呼吸一會新鮮空氣,一群人就要進去找罪魁禍首。
易中海草草的洗完澡,看著澡池裡的水發黃,水面上還漂著星星黃色。
“跑!”見大事不妙,易中海收拾東西立馬滾蛋,走之前還用澡堂水刷了一下衣服。
“是哪個狗犢子乾的好事!”一群人信誓旦旦來抓人。
易中海早就一溜煙跑了。
眾人撲了個空,只看到冒著‘油腥’的澡池。
“嘔~”
急匆匆回到院子,易中海顧不得喘氣,立馬抓起衣服聞了聞。
“還好還好,洗掉了。”易中海長舒一口氣,好歹是把屎臭味給洗掉。
下一刻怒火直奔腦門:“他孃的,是誰家的狗崽子沒教好!”
“氣死我了氣死我了!”
易中海自覺在院子裡多多少少有些威望,還是一大爺,平時待人和善,有幫就幫,不與人衝突。
沒想到居然被人陰了,還是個小孩。
自己被崩了一身屎不說,名聲都要不保了。
幸好是晚上,沒那麼多人看到,也沒看清楚他被崩的怎麼樣?要不然後果難以想象。
“不行,這口氣我人忍不了!”易中海黑著個臉跨進院子,怒吼道:“所有人,開中院開會!”

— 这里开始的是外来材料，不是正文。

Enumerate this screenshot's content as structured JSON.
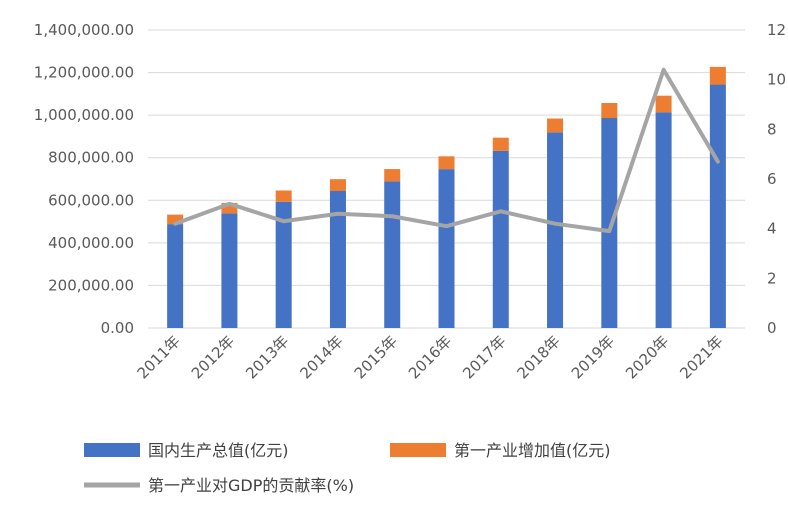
{
  "chart_data": {
    "type": "bar",
    "stacked": true,
    "categories": [
      "2011年",
      "2012年",
      "2013年",
      "2014年",
      "2015年",
      "2016年",
      "2017年",
      "2018年",
      "2019年",
      "2020年",
      "2021年"
    ],
    "series": [
      {
        "name": "国内生产总值(亿元)",
        "type": "bar",
        "axis": "left",
        "color": "#4472C4",
        "values": [
          487940,
          538580,
          592963,
          643563,
          688858,
          746395,
          832036,
          919281,
          986515,
          1013567,
          1143670
        ]
      },
      {
        "name": "第一产业增加值(亿元)",
        "type": "bar",
        "axis": "left",
        "color": "#ED7D31",
        "values": [
          44781,
          49085,
          53028,
          55626,
          57774,
          60139,
          62100,
          64745,
          70467,
          77754,
          83086
        ]
      },
      {
        "name": "第一产业对GDP的贡献率(%)",
        "type": "line",
        "axis": "right",
        "color": "#A5A5A5",
        "values": [
          4.2,
          5.0,
          4.3,
          4.6,
          4.5,
          4.1,
          4.7,
          4.2,
          3.9,
          10.4,
          6.7
        ]
      }
    ],
    "left_axis": {
      "ylim": [
        0,
        1400000
      ],
      "ticks": [
        0,
        200000,
        400000,
        600000,
        800000,
        1000000,
        1200000,
        1400000
      ],
      "tick_labels": [
        "0.00",
        "200,000.00",
        "400,000.00",
        "600,000.00",
        "800,000.00",
        "1,000,000.00",
        "1,200,000.00",
        "1,400,000.00"
      ]
    },
    "right_axis": {
      "ylim": [
        0,
        12
      ],
      "ticks": [
        0,
        2,
        4,
        6,
        8,
        10,
        12
      ],
      "tick_labels": [
        "0",
        "2",
        "4",
        "6",
        "8",
        "10",
        "12"
      ]
    },
    "grid": true,
    "legend_position": "bottom",
    "gridline_color": "#D9D9D9",
    "axis_label_color": "#595959"
  }
}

“喲呵,易中海這是怎麼了?這麼大的火氣?”李開朗喃喃道,他正聚精會神練習賭術,沒在意外面甚麼情況。
“正好練得也累了,正好休息休息。”
其他人也好奇,易中海這是發了甚麼癲。
“管他呢,有熱鬧湊了就行。”
院子眾人帶著好奇心去中院開會。
易中海慶幸,他急匆匆的回來拿衣服,眾人都沒感覺到甚麼,他就又走了。
關於他崩一身屎的事,大家還不知道。
“嘿嘿。”棒梗聽著易中海憤怒的聲音,躲在被子底下笑的更高興。
“讓你不讓我吃肉,讓你也吃屎!”
一時間,棒梗笑的更放肆,終於有人要繼承他的屎尿大王的稱號。
很快,中院就擠滿了人。
大家三三兩兩坐在一起,有帶板凳就坐著,沒帶的就站著,誰都沒說話,直盯盯地看著易中海。
易中海環視一圈,看到的大部分是大人,沒有小孩。
“都把各家的小孩都帶來,這事和小孩有關,所有小孩都帶來!”易中海黑著臉道。
尤其是看向後罩房的人,這些人才是易中海最懷疑的物件。
聽著易中海的話,大家本著看熱鬧不嫌事大,懶得反駁甚麼,就都帶來。
棒梗、閻解曠、劉光福等,以及後罩房白池等幾個不知姓名的人,林林總總加起來七八個。
一場事關易中海崩屎的全員大會就此召開。